« Comment les Allemands ont-ils pu laisser les nazis assassiner des gens presque sous leurs yeux pour ensuite affirmer qu'ils n'en savaient rien ? Ils auraient pu s'enfuir. Ils auraient pu riposter. Ils voyaient de leurs propres yeux ce qui se passait, ils n'étaient pas stupides. Ils pouvaient penser par eux-mêmes.
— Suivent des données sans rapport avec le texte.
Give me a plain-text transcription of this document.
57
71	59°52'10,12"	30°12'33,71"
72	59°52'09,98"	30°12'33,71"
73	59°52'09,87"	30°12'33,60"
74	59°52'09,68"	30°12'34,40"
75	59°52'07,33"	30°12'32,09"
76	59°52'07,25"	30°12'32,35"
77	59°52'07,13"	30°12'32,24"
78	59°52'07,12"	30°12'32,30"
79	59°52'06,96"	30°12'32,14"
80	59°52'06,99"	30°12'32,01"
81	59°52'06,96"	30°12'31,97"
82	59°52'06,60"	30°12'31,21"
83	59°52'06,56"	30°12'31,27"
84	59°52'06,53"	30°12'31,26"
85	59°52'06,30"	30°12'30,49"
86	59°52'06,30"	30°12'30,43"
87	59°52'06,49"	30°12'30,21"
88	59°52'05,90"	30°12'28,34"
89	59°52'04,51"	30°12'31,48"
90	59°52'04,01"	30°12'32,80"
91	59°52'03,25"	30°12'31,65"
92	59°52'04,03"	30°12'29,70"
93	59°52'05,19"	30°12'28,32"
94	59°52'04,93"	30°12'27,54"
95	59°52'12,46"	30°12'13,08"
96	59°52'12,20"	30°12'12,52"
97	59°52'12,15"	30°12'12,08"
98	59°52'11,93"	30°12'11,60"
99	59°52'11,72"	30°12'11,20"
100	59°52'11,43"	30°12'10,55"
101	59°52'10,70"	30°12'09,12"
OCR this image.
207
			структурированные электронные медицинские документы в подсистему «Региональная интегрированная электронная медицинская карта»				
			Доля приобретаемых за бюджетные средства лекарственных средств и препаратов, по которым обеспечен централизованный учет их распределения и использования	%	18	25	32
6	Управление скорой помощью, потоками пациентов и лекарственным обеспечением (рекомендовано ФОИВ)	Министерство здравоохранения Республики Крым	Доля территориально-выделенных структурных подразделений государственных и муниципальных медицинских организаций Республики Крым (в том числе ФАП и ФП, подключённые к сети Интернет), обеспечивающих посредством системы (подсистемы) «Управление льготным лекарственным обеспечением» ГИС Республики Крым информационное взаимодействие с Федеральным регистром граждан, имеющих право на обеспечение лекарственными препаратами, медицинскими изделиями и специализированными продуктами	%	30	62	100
Personne ne pourrait obéir à un ordre de ce genre sans se poser de question(s). »
Ce sont les questions, sans réponses convaincantes, auxquelles un professeur d'histoire est confronté lors d'un cours donné à ses terminales dans le cadre du programme scolaire du Lycée Gordon, d'une paisible bourgade des États-Unis de la fin des années 60.
Ce jour-là, Ben Ross, le professeur en question étaye son cours sur le nazisme par des diapositives montrant quelques-unes des horreurs photographiées dans les camps d'extermination nazis.
Forte émotion et compréhensible incompréhension de ces jeunes face à l'impensable, l'indicible... à ce que faute de mots on a appelé "le mal absolu".
De retour chez lui, cet enseignant passionné, qui a fait un détour par la bibliothèque, cherche dans une pile de bouquins, les réponses qu'il n'a pas pu apporter à ses élèves.
Son impuissance à pédagogiser son cours, à maîtriser son sujet, le taraude.
Alors il réfléchit.
Et eurêka, il finit par trouver la solution.
Rien de mieux que de faire comprendre par l'exemple, par l'expérience ;
une expérience sur ses élèves, sur sa classe.
Il va créer, par étapes, un mouvement qu'il va appeler "
la Vague", dont les mots d'ordre vont être "la force par la discipline", "la force par la communauté", "la force par l'action".
Les jeunes têtes blondes vont d'emblée s'enthousiasmer pour cet idéal collectif, où le groupe va primer sur l'individu.
En toute bonne foi, ils vont "s'aryaniser", se fasciser.
Seuls trois ou quatre élèves de cette classe de terminale vont trouver la lucidité et le courage de s'opposer à cette "vague" qui, en 1969 faillit engloutir le lycée de Palo Alto en Californie.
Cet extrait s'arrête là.